# San Juan River New Mexico



## easoutdoors (Jun 4, 2004)

We fished the San Juan River in northern New Mexico last week. What an awesome place and an amazing fishery. Although we did not see much of a hatch while we were there the fishing was still great. Mostly nymphing with size 24 flies. On the cloudy drizzling weather day we switched it up to a size 24 BWO and it was on! If you have not been here its a must.


----------



## Meadowlark (Jul 19, 2008)

Yep, it is a classic tail water fishery. Haven't been there in a few years so glad to see your report that fishing is still great.


----------



## Bruce J (Jun 27, 2004)

I haven't been in several years either, but agree it's a special place. It certainly gets crowded in spots and a bit crazy at times, but we've always been able to find good fish and good water and have a great time. 

On the last trip we were particularly lucky to have a great BWO hatch all afternoon. We caught fish after fish sight casting with absolutely tiny (probably size 20-24) dry flies. It was an unforgettable trip.


----------



## 8weight (Mar 24, 2016)

The Juan is a very special river for sure!


----------



## seadave (Feb 7, 2005)

I fished the San Juan in SW Colorado.... Would ride up with my grandmother to help her open her cabin for the summer. The back door to the cabin was mere feet from the river, half a day of work, half a day of play.
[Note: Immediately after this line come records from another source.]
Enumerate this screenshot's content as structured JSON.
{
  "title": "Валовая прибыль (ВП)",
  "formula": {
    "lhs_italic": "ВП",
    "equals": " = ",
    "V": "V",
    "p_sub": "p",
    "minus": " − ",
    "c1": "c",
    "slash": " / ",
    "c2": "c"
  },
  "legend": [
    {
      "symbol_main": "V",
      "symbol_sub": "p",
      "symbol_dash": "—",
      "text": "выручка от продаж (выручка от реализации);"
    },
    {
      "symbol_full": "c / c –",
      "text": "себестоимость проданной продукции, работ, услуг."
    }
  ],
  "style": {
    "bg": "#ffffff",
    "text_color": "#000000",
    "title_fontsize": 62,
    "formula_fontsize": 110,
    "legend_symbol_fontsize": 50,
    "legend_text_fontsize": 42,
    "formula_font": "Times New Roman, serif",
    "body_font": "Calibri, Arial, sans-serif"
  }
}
Taught myself how to flyfish on that river.... Years later, I taught my son to flyfish on the very same river.. a very special place in my heart...


----------



## Weaselmender (Jun 21, 2016)

I fished it once with my uncle , was very glad I had my 8wt with me the trout were hitting white moths in the middlle of the river and my 5wt just couldn't make ther 90 ft casts needed to reach them.


----------



## duckmania (Jun 3, 2014)

I need to get up there, I have never fished it, Just hope I can use something besides a No. 24 fly, my eyes just can't see how to tie those little ones any longer.


----------



## Meadowlark (Jul 19, 2008)

duckmania said:


> I need to get up there, I have never fished it, Just hope I can use something besides a No. 24 fly, my eyes just can't see how to tie those little ones any longer.


I hope you go...you won't be sorry. Actually, I've used a # 26 fly there...incredibly small and absolutely amazing how the trout can see and take them.

It is a wonderful fishery...or was when I've been there.


----------